Ex-Präsident Dmitri Medwedew schrieb am Dienstag auf dem Kurznachrichtendienst Telegram, sein Land habe das Recht, sich im Zweifel mit Atomwaffen zu verteidigen. Erwartet wird, dass Russlands Präsident Wladimir Putin schon am Freitag Teile der Regionen Donezk, Luhansk, Cherson und Saporischschja zu russischem Staatsgebiet erklären könnte. Dann wäre die ukrainische Offensive zur weiteren Rückeroberung ihrer Gebiete in Augen Moskaus ein Angriff auf Russland.
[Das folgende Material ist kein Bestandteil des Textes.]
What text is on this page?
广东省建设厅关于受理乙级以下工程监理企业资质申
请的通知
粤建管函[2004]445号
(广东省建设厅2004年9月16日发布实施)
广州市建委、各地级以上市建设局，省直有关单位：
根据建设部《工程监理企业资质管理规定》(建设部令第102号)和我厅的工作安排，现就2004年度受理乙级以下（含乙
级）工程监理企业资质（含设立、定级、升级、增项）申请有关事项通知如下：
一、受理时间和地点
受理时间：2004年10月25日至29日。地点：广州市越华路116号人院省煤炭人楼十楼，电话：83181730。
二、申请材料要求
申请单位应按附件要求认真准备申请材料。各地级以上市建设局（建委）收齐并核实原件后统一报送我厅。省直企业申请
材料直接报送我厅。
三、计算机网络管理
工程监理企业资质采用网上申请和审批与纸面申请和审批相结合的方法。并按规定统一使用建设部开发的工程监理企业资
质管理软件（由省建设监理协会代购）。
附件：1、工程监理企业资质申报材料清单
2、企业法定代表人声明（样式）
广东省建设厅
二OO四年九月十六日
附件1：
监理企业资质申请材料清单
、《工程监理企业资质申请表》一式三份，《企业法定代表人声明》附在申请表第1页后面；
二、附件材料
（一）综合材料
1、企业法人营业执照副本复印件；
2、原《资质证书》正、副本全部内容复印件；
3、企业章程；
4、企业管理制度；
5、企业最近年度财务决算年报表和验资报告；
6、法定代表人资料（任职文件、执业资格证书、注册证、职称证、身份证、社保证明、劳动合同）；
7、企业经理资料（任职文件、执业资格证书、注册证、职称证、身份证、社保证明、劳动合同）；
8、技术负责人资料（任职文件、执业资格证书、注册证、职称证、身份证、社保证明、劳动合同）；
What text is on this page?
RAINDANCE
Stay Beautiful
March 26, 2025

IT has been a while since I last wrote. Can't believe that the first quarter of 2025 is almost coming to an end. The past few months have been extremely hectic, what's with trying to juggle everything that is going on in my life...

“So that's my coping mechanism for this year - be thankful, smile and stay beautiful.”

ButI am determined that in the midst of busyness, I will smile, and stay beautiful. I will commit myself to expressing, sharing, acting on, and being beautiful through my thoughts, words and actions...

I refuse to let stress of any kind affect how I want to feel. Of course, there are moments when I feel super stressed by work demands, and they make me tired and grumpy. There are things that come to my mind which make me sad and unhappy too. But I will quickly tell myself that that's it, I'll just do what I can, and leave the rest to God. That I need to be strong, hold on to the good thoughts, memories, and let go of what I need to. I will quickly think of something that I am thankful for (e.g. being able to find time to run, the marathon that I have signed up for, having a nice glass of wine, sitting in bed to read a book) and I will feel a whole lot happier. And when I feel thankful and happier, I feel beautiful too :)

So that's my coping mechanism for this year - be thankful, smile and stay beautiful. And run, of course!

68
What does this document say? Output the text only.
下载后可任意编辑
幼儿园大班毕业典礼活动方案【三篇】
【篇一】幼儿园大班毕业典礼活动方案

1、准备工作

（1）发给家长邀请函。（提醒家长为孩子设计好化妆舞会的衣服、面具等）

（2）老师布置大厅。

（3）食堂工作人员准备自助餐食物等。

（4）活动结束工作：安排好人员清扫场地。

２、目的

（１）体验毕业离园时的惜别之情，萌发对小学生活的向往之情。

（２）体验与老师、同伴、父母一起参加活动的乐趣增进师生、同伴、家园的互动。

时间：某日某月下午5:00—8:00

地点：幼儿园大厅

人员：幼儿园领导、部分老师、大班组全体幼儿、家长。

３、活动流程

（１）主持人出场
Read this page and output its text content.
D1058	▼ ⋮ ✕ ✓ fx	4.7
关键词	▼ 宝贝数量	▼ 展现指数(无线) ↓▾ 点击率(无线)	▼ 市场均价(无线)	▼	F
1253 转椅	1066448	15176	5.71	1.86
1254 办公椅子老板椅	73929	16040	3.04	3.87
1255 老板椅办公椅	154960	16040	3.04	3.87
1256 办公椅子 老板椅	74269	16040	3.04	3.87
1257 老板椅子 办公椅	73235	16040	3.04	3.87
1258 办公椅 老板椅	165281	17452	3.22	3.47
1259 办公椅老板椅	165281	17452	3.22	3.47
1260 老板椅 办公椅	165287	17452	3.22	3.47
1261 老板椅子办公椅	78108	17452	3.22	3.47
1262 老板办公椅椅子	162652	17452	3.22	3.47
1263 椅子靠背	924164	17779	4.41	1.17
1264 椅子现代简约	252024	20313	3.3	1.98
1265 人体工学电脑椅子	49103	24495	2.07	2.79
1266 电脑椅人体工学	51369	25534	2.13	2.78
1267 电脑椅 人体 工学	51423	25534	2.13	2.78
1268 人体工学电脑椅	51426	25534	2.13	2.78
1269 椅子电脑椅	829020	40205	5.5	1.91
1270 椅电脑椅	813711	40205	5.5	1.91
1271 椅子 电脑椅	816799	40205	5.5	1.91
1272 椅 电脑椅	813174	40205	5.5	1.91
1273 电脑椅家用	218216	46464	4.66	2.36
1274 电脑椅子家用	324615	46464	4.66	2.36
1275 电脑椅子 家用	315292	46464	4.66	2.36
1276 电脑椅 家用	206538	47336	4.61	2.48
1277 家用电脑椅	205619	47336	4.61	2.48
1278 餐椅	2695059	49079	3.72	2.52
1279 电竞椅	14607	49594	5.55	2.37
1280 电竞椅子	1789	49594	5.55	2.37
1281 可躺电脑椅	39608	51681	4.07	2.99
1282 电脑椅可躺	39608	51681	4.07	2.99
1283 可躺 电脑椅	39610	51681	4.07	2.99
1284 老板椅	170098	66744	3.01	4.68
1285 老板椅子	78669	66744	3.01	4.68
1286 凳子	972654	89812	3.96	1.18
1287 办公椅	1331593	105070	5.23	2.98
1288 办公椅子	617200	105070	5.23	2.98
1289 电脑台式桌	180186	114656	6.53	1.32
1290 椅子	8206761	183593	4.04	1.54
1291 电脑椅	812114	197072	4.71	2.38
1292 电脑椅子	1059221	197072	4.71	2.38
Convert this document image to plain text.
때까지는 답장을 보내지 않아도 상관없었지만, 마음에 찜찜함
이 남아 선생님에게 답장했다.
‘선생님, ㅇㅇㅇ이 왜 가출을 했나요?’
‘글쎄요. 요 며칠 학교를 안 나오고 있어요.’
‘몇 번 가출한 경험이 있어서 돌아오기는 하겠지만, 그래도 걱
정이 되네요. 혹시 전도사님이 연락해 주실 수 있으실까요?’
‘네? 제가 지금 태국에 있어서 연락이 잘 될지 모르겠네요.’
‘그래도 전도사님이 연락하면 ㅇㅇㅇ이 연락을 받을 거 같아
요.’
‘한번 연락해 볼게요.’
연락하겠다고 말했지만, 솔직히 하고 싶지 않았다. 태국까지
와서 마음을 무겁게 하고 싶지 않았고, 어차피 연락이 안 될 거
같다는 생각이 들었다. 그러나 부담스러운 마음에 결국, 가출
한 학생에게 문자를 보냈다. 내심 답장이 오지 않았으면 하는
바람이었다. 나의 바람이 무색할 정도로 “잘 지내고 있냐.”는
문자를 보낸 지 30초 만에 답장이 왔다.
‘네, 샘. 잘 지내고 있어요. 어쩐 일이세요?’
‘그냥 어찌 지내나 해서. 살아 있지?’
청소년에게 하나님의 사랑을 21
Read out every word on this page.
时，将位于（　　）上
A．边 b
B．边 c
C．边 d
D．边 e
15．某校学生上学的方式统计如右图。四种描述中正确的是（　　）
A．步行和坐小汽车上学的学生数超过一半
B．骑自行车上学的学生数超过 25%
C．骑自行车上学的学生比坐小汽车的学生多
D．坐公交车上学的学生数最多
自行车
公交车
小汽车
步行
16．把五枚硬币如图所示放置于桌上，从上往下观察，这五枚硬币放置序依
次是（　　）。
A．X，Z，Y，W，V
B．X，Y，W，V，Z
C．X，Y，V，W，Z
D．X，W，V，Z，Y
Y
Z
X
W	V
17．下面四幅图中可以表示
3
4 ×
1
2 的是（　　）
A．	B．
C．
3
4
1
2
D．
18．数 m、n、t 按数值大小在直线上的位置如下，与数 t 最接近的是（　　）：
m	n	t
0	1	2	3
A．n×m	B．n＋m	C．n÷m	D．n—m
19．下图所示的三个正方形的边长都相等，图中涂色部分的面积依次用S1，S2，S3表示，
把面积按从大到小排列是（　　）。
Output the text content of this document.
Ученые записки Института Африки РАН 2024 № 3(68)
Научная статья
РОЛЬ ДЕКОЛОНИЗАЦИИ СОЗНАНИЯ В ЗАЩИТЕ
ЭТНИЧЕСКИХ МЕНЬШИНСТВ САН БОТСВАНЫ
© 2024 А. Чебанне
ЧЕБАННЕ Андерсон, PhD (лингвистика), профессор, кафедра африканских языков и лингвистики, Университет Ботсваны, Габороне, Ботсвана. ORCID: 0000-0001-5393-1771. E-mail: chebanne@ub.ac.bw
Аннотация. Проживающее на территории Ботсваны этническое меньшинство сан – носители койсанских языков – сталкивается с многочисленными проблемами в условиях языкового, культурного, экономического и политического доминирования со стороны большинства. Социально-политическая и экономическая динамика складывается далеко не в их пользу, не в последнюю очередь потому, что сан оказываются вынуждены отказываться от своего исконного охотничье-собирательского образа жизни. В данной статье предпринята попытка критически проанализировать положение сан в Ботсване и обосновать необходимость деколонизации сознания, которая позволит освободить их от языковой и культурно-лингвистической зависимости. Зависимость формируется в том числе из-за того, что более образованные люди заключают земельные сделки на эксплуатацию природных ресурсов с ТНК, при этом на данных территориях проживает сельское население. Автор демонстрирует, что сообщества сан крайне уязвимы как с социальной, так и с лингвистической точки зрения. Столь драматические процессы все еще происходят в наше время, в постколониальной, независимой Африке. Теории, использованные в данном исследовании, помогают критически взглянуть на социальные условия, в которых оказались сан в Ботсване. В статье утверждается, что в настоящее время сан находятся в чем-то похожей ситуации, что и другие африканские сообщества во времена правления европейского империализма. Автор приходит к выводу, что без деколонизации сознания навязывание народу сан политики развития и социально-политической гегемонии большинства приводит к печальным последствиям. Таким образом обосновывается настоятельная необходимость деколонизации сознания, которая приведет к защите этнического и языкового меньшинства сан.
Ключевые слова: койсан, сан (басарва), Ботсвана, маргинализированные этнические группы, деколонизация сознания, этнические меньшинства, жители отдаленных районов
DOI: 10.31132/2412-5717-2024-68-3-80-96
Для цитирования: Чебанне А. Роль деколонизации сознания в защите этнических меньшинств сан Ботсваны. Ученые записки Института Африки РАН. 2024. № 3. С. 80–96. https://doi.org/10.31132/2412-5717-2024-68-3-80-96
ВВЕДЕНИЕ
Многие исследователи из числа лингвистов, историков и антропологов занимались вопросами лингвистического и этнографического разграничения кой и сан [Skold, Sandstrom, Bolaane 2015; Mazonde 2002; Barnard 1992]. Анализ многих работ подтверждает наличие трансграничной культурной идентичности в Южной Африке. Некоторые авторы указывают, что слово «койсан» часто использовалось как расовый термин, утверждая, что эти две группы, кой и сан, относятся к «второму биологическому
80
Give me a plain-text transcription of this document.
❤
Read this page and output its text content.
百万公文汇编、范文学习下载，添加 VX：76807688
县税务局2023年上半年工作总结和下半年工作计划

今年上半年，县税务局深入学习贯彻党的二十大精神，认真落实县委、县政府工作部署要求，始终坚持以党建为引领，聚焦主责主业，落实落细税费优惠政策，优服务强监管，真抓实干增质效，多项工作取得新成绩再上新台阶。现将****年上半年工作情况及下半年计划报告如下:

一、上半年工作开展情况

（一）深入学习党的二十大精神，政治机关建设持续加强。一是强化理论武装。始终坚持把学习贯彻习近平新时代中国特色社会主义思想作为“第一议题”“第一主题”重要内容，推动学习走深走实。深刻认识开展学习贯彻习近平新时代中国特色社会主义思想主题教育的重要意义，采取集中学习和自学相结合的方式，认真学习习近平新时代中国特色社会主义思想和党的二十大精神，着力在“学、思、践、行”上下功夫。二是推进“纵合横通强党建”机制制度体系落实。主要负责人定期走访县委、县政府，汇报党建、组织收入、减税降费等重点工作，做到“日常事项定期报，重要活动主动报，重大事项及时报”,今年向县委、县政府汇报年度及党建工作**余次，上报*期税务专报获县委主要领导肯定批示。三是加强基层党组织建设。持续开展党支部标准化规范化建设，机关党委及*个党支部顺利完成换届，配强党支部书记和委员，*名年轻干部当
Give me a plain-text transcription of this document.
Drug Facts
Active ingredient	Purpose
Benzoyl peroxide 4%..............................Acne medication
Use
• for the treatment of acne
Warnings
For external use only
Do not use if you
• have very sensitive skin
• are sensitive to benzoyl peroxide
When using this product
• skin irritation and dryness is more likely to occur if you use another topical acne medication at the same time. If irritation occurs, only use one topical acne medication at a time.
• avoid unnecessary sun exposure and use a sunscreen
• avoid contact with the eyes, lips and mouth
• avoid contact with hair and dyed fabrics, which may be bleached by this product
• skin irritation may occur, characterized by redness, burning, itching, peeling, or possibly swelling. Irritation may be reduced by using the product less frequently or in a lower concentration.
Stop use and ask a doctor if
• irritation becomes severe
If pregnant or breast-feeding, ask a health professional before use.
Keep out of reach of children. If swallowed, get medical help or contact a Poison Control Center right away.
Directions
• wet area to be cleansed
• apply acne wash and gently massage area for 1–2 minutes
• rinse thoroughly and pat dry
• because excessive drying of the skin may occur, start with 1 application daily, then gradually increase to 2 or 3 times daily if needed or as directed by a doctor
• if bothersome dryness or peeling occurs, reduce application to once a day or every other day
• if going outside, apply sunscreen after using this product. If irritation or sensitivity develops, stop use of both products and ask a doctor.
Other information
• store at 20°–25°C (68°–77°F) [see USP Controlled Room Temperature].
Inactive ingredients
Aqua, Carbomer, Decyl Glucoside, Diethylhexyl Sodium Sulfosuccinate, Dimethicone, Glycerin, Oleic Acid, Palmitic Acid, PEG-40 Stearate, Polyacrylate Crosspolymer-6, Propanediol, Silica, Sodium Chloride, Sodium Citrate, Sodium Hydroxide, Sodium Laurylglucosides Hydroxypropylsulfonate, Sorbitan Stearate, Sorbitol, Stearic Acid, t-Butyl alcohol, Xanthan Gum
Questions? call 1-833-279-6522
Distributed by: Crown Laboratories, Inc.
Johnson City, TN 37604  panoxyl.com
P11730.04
"Angenommen, Russland ist gezwungen, die fürchterlichste Waffe gegen das ukrainische Regime einzusetzen, das eine schwere Aggression begangen hat, die für die Existenz unseres Staates gefährlich ist", schrieb Medwedew. "Ich glaube, dass sich die Nato auch in dem Fall nicht direkt in den Konflikt einmischen würde. (...) Die Demagogen jenseits des Ozeans und in Europa werden nicht in einer nuklearen Apokalypse sterben." Medwedew, stellvertretender Vorsitzender des russischen Sicherheitsrates, betonte: "Russland hat das Recht, Atomwaffen einzusetzen, wenn es nötig ist." Dies sei "sicher kein Bluff". Ähnlich hatte sich vor einigen Tagen auch Putin geäussert.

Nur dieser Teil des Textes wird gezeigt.